John Frusciante’s 1961 Gibson SG/Les Paul Customaccess_time First seen circa 1998
According to John, this SG can be heard during the breakdown section of ‘Otherside’ (if you’re listening to the studio version of the song, this part comes at around 2:52 time mark), but most people will probably remember it for its appearance in the music video for the song ‘Fortune Faded’. At this point, we don’t know whether the guitar was actually used during the recording session for ‘Fortune Faded’, but given the heavier sound in that song, it is highly likely.
(talking about ‘Otherside’:)For the breakdown section, I used a ’61 Gibson SG Custom into a cranked Marshall JCM 800. I think that’s the best kind of distortion – a humbucker into a Marshall, like Eddie Van Halen. [Guitar Player (UK), September 1999]
A little bit about the guitar itself – John’s 1961 Gibson SG features a cherry red finish on a solid mahogany body, a sideways Vibrola tremolo, three PAF pickups, and a white pickguard. Interestingly, since the guitar was made in 1961, it’s actually a Les Paul and not an SG. The model was only renamed to SG (meaning Solid Guitar) by Gibson in 1963, after Les Paul requested for his name to be removed from this new model. Apparently, when the SG model was introduced in 1961 as a direct replacement for the Les Paul model, which at that point was not doing so well in terms of sales, most of the people (including Les Paul himself) didn’t like the new version.
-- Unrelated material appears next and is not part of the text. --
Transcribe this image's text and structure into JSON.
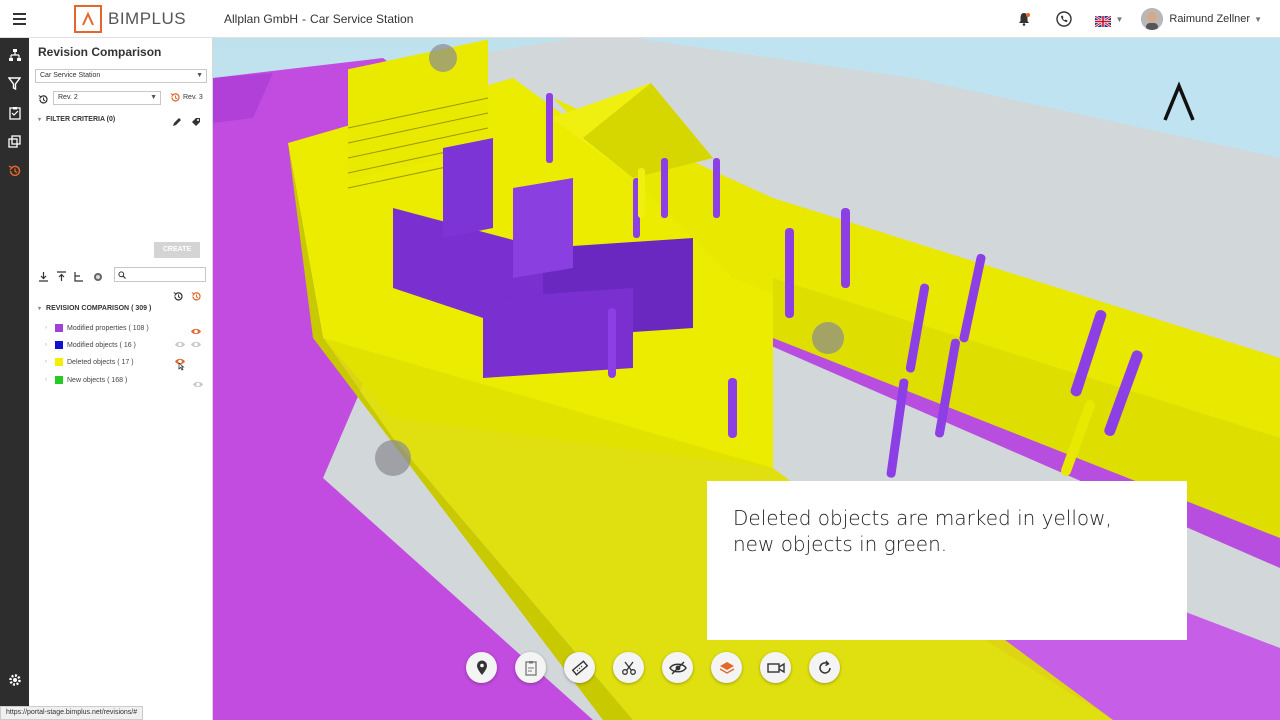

Be that as it may, the production of the first version of the Les Paul was on halt for whole seven years, until 1968. Given that many popular guitarists at the time, including Kieth Richards, Eric Clapton, Paul Kossoff, and Jimmy Page, started using the discontinued model, Gibson felt pressured, and put the old model back into production. The SG model was sold as a completely separate product from 1963 and even managed to surpass the Les Paul as the company’s best-selling model.